If any step below fails. Stop the deploy and ping Monorail chat.

  1. Prequalify
    1. Check for signs of trouble
      1. go/cit-hangout
      2. Viceroy
      3. go/devx-pages
      4. GAE dashboard
      5. Error Reporting
    2. If there are any significant operational problems with Monorail or ChOps in general, halt deploy.
    3. git pull
    4. gclient sync
  2. Update Schema
    1. Check for changes since last deploy: tail -30 schema/alter-table-log.txt
    2. Copy and paste the new changes into the master DB in staging. Please be careful when pasting into SQL prompt.
    3. Also copy and paste updates to the master DB in the monorail-dev project.
  3. Upload Staging Version
    1. make deploy_staging
  4. Test on Staging
    1. For each commit since last deploy, verify affected functionality still works. Test using a non-admin account, unless you're verifying admin-specific functionality.
  5. Make Live on Staging
    1. Update module besearch to be the live version on staging.
    2. Update the other modules, default and latency-insensitive.
  6. Upload Production Version
    1. make deploy_prod
    2. If you updated the staging schema, disconnect from the staging master DB so that command prompt is not left open in a terminal window.
  7. On console.cloud.google.com, try out the new version using a version specific URL:
    1. Test some of the expected changes.
    2. Add a comment to an issue.
    3. Enter a new issue and CC your personal account.
    4. Verify that you got an email (at the “all” email address specified in settings.py).
    5. Try doing a query that is not cached, then repeat it to test the cached case.
  8. Make Live on Prod
    1. Repeat the same schema changes on the prod database.
    2. Click on a bunch of projects to generate some traffic to the new version.
    3. Split traffic 1% with new version using cookie-based traffic splitting.
      1. Important: Make sure to split traffic for all 3 modules, starting with besearch.
    4. Wait an hour.
    5. If nothing looks off, proceed slowly to 25%, then 100%. Start with besearch each time.
    6. If you updated the prod schema, disconnect from the prod master DB so that command prompt is not left open in a terminal window.
  9. Monitor Viceroy and Error Reporting
    1. Modest latency increases are normal in the first 10-20 minutes
    2. Check /p/chromium updates page.
    3. Chromiumdash, should work after deployment.
  10. Announce the Deployment.
    1. Copy changes since last deploy: git log --oneline .
  11. Add a new row to the Monorail Deployment Stats spreadsheet to help track deploys/followups/rollbacks.
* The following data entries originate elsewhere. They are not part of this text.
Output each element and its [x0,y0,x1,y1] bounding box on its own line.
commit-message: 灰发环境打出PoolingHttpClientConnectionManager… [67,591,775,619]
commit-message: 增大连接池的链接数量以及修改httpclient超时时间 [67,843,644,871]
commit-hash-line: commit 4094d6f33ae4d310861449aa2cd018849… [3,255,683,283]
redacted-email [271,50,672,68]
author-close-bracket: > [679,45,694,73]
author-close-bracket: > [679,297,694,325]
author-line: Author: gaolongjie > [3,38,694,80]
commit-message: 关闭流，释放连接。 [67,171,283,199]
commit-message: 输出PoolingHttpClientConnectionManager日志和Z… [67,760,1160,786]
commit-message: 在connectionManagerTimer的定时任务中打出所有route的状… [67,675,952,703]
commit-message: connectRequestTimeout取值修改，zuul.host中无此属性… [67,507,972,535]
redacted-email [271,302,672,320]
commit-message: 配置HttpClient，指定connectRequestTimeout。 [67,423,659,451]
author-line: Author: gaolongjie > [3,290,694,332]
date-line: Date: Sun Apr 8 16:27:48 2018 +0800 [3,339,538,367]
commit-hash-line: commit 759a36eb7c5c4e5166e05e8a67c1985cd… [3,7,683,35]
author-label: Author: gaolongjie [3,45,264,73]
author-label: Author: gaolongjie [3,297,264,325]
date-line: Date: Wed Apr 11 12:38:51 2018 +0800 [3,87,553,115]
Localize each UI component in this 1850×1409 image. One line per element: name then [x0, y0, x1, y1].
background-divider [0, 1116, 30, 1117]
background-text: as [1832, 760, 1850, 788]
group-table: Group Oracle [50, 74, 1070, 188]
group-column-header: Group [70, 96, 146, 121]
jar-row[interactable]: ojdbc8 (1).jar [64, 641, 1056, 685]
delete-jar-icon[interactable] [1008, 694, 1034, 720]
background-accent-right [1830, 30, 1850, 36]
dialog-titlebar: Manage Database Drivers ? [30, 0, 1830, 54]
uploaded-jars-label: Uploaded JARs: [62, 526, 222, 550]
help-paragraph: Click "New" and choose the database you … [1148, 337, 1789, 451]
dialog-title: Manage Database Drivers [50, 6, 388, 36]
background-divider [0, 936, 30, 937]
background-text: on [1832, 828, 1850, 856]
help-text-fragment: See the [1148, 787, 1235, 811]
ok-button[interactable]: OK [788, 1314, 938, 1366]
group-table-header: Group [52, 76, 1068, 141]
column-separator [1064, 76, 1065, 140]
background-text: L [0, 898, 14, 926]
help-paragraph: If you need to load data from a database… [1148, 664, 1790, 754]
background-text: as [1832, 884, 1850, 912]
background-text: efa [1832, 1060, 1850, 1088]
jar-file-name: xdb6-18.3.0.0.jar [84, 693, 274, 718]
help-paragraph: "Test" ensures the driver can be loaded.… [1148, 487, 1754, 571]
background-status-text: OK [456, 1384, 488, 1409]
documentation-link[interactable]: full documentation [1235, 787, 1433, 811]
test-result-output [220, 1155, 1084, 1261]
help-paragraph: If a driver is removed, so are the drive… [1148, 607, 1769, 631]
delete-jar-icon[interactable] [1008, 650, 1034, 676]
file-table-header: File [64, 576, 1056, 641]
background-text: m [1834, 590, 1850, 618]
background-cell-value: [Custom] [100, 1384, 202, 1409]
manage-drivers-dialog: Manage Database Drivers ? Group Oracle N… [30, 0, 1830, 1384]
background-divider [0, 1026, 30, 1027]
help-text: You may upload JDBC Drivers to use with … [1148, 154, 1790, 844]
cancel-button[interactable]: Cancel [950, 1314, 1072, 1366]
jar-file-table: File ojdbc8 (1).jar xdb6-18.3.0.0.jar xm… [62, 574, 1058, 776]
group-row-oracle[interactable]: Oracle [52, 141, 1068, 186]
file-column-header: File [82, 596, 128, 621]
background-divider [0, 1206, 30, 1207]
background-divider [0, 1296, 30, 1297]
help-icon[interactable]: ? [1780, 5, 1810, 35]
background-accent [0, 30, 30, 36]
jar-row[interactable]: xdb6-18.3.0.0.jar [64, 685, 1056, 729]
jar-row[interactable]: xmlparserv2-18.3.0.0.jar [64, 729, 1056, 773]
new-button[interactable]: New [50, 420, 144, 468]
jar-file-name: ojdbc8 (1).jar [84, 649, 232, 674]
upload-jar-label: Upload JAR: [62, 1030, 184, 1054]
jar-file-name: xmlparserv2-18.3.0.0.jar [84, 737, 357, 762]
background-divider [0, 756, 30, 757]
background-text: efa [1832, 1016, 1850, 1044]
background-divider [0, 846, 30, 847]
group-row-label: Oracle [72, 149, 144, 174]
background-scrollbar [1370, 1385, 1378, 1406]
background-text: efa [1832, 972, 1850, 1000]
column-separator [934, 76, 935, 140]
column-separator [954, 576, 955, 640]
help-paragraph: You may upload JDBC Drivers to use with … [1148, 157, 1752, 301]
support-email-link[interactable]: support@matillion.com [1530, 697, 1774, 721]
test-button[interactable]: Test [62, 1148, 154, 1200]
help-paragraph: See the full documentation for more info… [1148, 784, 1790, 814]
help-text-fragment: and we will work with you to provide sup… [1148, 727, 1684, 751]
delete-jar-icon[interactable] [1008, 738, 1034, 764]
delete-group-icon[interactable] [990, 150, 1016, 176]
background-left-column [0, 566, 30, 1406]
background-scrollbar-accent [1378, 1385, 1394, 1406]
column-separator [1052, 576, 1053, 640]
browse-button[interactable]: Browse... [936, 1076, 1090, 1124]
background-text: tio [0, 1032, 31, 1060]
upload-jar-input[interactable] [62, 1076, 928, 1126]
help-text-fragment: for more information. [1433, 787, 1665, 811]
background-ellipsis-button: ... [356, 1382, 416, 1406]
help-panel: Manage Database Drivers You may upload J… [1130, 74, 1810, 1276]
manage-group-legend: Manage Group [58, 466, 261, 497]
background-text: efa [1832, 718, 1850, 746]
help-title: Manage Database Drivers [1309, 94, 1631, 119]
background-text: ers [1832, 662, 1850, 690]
It is important to do this even if the deploy failed for some reason.

Creating and deploying a new Monorail instance

  1. Create new GAE apps for production and staging.
  2. Configure GCP billing.
  3. Create new master DBs and 10 read replicas for prod and staging.
    1. Set up IP address and configure admin password and allowed IP addr. Instructions.
    2. Set up backups on master. The first backup must be created before you can configure replicas.
  4. Fork settings.py and configure every part of it, especially trusted domains and “all” email settings.
  5. You might want to also update */*_constants.py files.
  6. Set up log saving to bigquery or something.
  7. Set up monitoring and alerts.
  8. Set up attachment storage in GCS.
  9. Set up spam data and train models.
  10. Fork and customize some of HTML in templates/framework/master-header.ezt, master-footer.ezt, and some CSS to give the instance a visually different appearance.
  11. Get From-address whitelisted so that the “View issue” link in Gmail/Inbox works.
  12. Set up a custom domain with SSL and get that configured into GAE. Make sure to have some kind of reminder system set up so that you know before cert expire.
  13. Configure the API. Details? Allowed clients are now configured through luci-config, so that is a whole other thing to set up. (Or, maybe decide not to offer any API access.)
  14. Gain permission to sync GGG user groups. Set up borgcron job to sync user groups. Configure that job to hit the API for your instance. (Or, maybe decide not to sync any user groups.)
  15. Monorail does not not access any internal APIs, so no whitelisting is required.
  16. For projects on code.google.com, coordinate with that team to set flags to do per-issue redirects from old project to new site. As each project is imported, set it's moved-to field.